Below is some information about invoice finance / Factoring or for further information, please contact North Capital Finance to discuss:
How does it work?
Valid invoices are provided to the financier who provides in most cases 80% of the outstanding funds to the borrower while holding back 20% to cover interest and fees, Once the debtor pays the invoice, the remaining funds are returned to the borrower minus any fees and interest.
With many industries having 30, 60 & 90 day finance terms on their invoice, Factoring has become a valuable method of managing cash flow and financing without the need to provide physical securities such as property or a GSA (General Security Agreement)
What can I borrow up to?
Factoring can at times be a costly way of financing if it is a once off and most financiers that supply this facility charge an upfront fee that can outweigh the benefits of the facility if it is not used for higher levels of funds and on a regular basis.

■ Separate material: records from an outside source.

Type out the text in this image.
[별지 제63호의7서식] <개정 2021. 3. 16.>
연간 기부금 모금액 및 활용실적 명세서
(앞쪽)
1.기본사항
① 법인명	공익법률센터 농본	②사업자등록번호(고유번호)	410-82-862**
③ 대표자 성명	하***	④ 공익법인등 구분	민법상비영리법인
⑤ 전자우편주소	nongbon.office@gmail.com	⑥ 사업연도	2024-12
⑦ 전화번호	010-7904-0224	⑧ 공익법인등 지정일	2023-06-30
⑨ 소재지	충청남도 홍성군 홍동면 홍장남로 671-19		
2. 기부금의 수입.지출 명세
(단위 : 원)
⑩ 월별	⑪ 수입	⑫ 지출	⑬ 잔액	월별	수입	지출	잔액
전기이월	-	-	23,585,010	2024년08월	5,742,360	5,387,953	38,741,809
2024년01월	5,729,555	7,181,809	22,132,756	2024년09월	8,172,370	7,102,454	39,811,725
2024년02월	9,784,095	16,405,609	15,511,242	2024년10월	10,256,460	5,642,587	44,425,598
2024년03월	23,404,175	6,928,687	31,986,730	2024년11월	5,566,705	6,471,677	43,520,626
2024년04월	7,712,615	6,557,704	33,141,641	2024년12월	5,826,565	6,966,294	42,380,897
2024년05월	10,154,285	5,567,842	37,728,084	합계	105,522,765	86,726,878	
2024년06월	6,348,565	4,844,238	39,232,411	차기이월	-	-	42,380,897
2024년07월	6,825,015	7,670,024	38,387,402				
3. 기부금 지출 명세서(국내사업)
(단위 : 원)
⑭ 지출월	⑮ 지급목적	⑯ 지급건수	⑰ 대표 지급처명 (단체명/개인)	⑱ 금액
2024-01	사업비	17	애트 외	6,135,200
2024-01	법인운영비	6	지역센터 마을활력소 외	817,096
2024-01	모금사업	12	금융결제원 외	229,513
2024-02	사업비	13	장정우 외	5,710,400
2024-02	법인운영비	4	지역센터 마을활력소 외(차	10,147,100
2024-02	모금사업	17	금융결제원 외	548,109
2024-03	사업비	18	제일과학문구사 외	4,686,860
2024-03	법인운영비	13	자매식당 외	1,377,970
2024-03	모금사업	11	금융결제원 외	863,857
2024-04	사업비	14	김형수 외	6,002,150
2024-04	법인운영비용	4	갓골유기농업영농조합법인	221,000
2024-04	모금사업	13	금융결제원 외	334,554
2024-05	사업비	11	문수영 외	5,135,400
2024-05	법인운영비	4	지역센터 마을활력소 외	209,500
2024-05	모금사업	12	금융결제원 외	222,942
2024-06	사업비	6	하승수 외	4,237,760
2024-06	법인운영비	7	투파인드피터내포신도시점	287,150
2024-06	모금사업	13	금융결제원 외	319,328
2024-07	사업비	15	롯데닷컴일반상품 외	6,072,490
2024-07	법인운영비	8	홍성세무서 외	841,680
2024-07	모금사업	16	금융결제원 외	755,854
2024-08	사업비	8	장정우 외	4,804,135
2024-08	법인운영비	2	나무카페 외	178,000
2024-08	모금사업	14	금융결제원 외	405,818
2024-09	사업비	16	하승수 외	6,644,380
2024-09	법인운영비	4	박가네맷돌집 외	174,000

That being said, there is no real limit to what you can borrow. If you are needing something like invoice finance but find the cost too high, look into Short Term Finance
Are there any downsides?
As discussed, factoring can come with high initial fees which unless utilised correctly can outweigh the benefits, due to funds being recouped from debtors, with full service facilities they will generally be notified of the transaction and the funds owed will need to be paid via the financiers accounts.
Can I use any invoice?
The financier may not accept just any invoice, there are checks done that insure that the financier is protected against invoices that may not be paid (bad debtors). However this is all done in the background and you will not be required to provide any of this information, and again larger invoices are recommended due to the initial costs.
If your business works on large projects and is paid via progressive payments this may make it more difficult to obtain invoice finance but no impossible. Progressive payments are a high risk due to the need to finance the work on an incomplete job, so should the project fall over or payments are held back the invoice may not end up being paid.